You have such beautiful chis!!!!


----------



## Kurukulla (Sep 26, 2011)

The driving heather. All our shows now are inside until after crufts now because it's England and it's cold and wet. Just if we have snow our roads are a health hazard because we don't have the ploughers like you guys do, can't get out my road.

Not too worried about her first as it's only an open and I just wanted her to have shown before we go to the club show. I just hope she's not one of those that show at home but not in the ring. She's pretty up herself but it's so loud and cam be over whelming at least with lotus I know she will show because she's so full of herself wanting to take everyone else on lol have to keep her away from the other rings because she is after the other breeds lol I am super nervous about it! Shes still quite small too so hoping she grows a bit in the next few weeks. Should be use to the slow growers by now.


----------



## MChis (Oct 13, 2009)

Ah yes. I'm just lucky hubby has a plow & my dad (who lives next door) plows our town roads. LOL I'm sure she'll do great. I hope someone is able to get pics of you guys! I'm still waiting to see if my hubby is going to MA with us. If not I'm going to try to find someone else to go with me. Don't really want to be alone but if it works out that way it works out that way. LOL Looks like these shows won't be as much competition as they were last year so that makes me HAPPY. haha Three bitches one day, five the next & the Sat entry breakdown hasn't been listed yet so who knows. But yeah...we're also doing it for the experience right now. I want her to have a show in before the end of this year so we've got to travel. Hopefully there will be some closer to home next year. Two are at least...just have to scope out the NH shows & hopefully we can find some I can travel to/from w/o needing a hotel/motel.


----------



## rms3402 (Dec 2, 2010)

B-E-A-U-T-I-F-U-L! Every time I see pictures of them, they get prettier and prettier!


----------



## Kurukulla (Sep 26, 2011)

Thank you rachel they all seem to be changing. Daisys coat is getting huge I called her a pom yesterday lol, lotus is maturing and filling out and leilani is growing up so fast!!

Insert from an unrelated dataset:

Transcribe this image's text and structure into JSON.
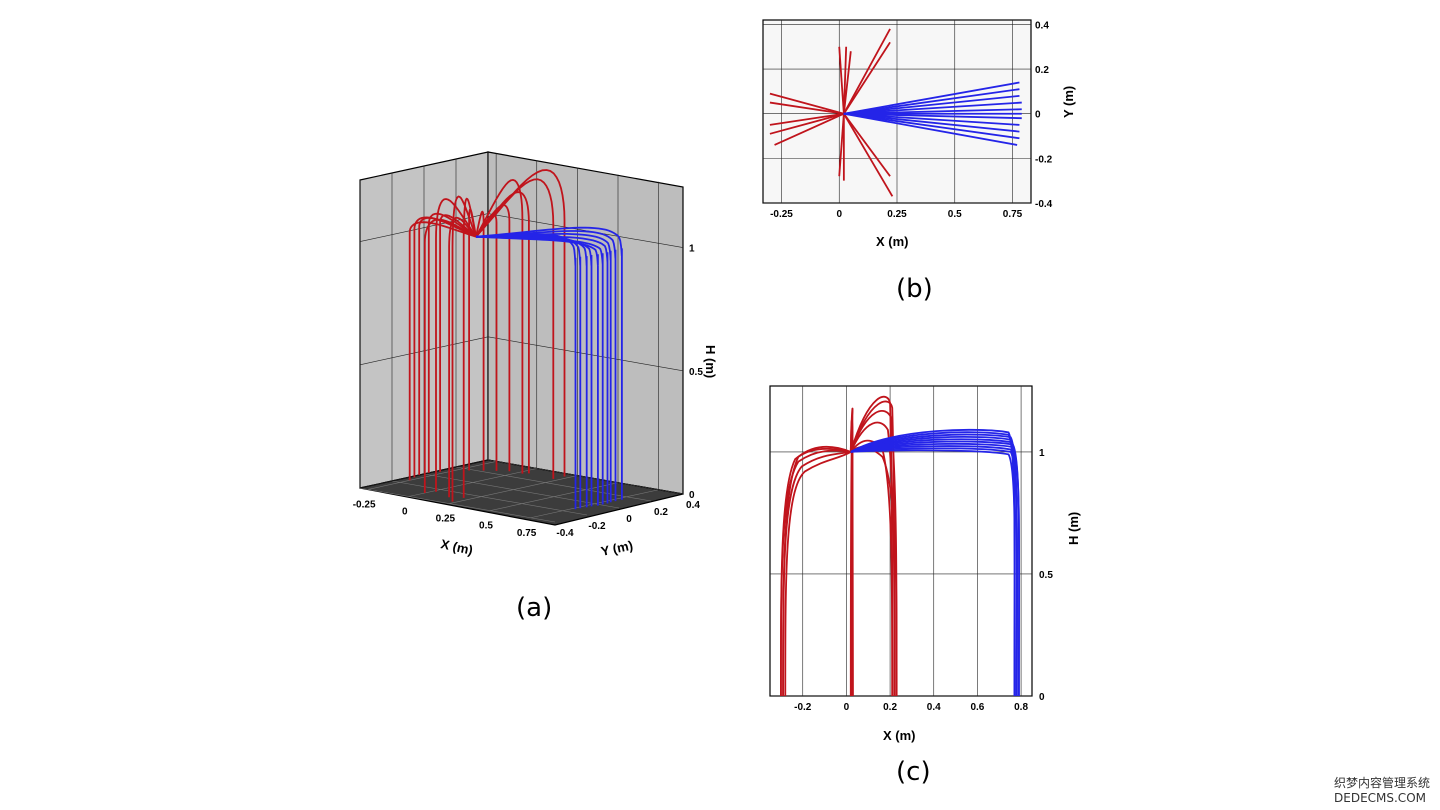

Heather LOL 5 bahahaha we had 150 entries at Wales yesterday, I reckon there will be 200 at the BCC  I'm not going to expect anything you know if she shows I'll be happy.


----------



## lorri (Dec 5, 2009)

_what beautiful babies you have, they are gorgeous, good luck with the showing._


----------



## Sissy2010 (Nov 28, 2010)

cute pups.


----------



## Amandarose531 (Aug 9, 2010)

Wonderful to see you and your babies Sarah! Hope I didn't miss you, i've been rather inactive myself


----------



## Chihuahuasloveme (Jan 8, 2010)

Nice to see daisy and lotus! 

Congrats on your new girl she's a gem! 

Good luck at the shows


----------



## MChis (Oct 13, 2009)

I KNOW!! hahahaha I don't even know if I'd bother with 150+ entries. At least we have a decent chance.


----------